Preventing Complications

Monitoring for complications is an ongoing activity for the patient with an ostomy. Peristomal
skin irritation, which results from leakage of effluent, is the most common complication of an
ileostomy. A drainable pouching system that does not fit well is often the cause. Components of
the drainable pouching system include the pouch, a solid skin barrier, and adhesive. The WOC
nurse typically recommends the appropriate drainable pouching system. The solid skin barrier is
the component of this system that is most important in ensuring healthy peristomal skin.
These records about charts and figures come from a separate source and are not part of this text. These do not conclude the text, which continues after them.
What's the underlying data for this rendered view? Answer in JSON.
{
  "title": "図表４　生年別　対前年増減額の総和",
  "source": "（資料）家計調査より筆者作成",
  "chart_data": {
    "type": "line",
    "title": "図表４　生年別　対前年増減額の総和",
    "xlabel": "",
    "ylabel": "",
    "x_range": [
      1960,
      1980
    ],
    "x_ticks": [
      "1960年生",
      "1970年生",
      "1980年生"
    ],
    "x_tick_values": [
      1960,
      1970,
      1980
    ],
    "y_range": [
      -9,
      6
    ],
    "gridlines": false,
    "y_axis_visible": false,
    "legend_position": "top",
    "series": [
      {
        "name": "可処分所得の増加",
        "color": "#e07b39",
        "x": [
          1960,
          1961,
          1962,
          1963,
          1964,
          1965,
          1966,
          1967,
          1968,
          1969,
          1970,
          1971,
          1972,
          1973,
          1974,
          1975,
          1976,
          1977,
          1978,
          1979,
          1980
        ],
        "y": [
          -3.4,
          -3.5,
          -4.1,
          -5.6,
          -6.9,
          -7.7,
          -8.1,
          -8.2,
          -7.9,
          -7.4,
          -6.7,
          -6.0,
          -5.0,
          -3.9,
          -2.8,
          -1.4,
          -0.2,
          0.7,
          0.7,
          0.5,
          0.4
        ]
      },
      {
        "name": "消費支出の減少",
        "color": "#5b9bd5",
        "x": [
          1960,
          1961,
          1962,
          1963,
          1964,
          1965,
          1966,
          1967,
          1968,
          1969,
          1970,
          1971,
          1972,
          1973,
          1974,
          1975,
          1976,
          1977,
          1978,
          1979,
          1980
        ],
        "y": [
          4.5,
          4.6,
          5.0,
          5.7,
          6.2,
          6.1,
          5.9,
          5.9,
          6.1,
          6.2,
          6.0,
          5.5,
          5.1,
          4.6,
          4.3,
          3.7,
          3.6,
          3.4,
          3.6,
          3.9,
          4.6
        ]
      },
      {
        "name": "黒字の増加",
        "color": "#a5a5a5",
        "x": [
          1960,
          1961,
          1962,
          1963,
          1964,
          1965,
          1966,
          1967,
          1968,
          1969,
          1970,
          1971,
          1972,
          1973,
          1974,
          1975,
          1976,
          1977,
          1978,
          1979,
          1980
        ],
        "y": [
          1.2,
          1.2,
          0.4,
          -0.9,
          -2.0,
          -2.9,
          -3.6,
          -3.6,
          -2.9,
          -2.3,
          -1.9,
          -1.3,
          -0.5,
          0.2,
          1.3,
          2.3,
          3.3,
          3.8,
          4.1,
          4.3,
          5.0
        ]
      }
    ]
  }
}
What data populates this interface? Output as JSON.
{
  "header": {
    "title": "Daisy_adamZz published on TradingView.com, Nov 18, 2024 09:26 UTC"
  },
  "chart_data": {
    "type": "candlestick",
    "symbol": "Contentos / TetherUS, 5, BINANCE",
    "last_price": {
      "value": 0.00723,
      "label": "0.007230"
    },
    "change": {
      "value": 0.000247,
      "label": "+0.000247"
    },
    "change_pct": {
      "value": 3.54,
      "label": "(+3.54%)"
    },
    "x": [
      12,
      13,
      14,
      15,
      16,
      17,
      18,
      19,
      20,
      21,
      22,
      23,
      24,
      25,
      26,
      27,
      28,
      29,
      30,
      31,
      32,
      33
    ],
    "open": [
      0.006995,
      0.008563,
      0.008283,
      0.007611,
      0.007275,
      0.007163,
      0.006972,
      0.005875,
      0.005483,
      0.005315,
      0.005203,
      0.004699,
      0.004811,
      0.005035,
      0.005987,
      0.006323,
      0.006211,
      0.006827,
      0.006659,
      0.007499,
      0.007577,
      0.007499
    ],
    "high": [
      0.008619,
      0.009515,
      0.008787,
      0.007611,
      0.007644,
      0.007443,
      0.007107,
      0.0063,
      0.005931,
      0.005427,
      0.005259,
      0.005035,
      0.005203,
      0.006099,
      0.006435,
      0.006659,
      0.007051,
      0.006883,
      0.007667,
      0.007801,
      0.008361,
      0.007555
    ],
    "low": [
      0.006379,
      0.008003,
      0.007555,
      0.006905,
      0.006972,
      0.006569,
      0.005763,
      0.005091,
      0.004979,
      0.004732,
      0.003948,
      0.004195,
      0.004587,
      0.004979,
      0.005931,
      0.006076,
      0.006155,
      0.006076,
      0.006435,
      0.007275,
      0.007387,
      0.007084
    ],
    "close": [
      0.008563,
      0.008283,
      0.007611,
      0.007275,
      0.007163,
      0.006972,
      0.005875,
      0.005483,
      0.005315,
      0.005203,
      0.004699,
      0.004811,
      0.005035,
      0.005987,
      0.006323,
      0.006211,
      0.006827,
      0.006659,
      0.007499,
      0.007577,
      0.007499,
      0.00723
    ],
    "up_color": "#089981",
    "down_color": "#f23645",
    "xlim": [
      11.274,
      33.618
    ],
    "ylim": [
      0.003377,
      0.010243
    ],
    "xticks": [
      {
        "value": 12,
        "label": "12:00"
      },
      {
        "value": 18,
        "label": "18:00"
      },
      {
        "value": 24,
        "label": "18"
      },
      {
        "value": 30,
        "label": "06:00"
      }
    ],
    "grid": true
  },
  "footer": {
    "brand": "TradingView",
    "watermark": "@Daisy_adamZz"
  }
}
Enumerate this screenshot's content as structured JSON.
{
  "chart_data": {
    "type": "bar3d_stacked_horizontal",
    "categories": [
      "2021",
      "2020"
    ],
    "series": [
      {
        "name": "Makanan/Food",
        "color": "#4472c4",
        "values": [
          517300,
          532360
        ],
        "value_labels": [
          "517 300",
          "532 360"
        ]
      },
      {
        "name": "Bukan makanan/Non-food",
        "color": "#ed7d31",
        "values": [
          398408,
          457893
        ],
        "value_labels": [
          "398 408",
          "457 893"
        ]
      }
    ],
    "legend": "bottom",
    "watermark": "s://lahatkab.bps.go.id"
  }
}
Solid
skin barriers are typically shaped as rectangular or elliptical wafers and are composed of
polymers and hydrocolloids. They protect the skin around the stoma from effluent from the
stoma and provide a stable interface between the stoma and the pouch. It is critical that the
barrier be sized appropriately to “hug” the stoma (up to the stoma but not touching) and not
expose peristomal skin.

Other common complications include diarrhea, stomal stenosis, urinary calculi, and
cholelithiasis. Even in the presence of a properly fitted drainable pouching system, diarrhea can
be problematic. Diarrhea, manifested by very irritating effluent that rapidly fills the pouch (every
hour or sooner), can quickly lead to dehydration and electrolyte losses. Supplemental water,
sodium, and potassium are given to prevent hypovolemia and hypokalemia. Antidiarrheal agents
are given. Stenosis is caused by circular scar tissue that forms at the stoma site. The scar tissue
must be surgically released. Urinary calculi may occur in patients with ileostomies and are at
least partly attributed to dehydration from decreased fluid intake. Crohn’s disease is a risk factor
for cholelithiasis (i.e., gallstones) due to altered absorption of bile acids.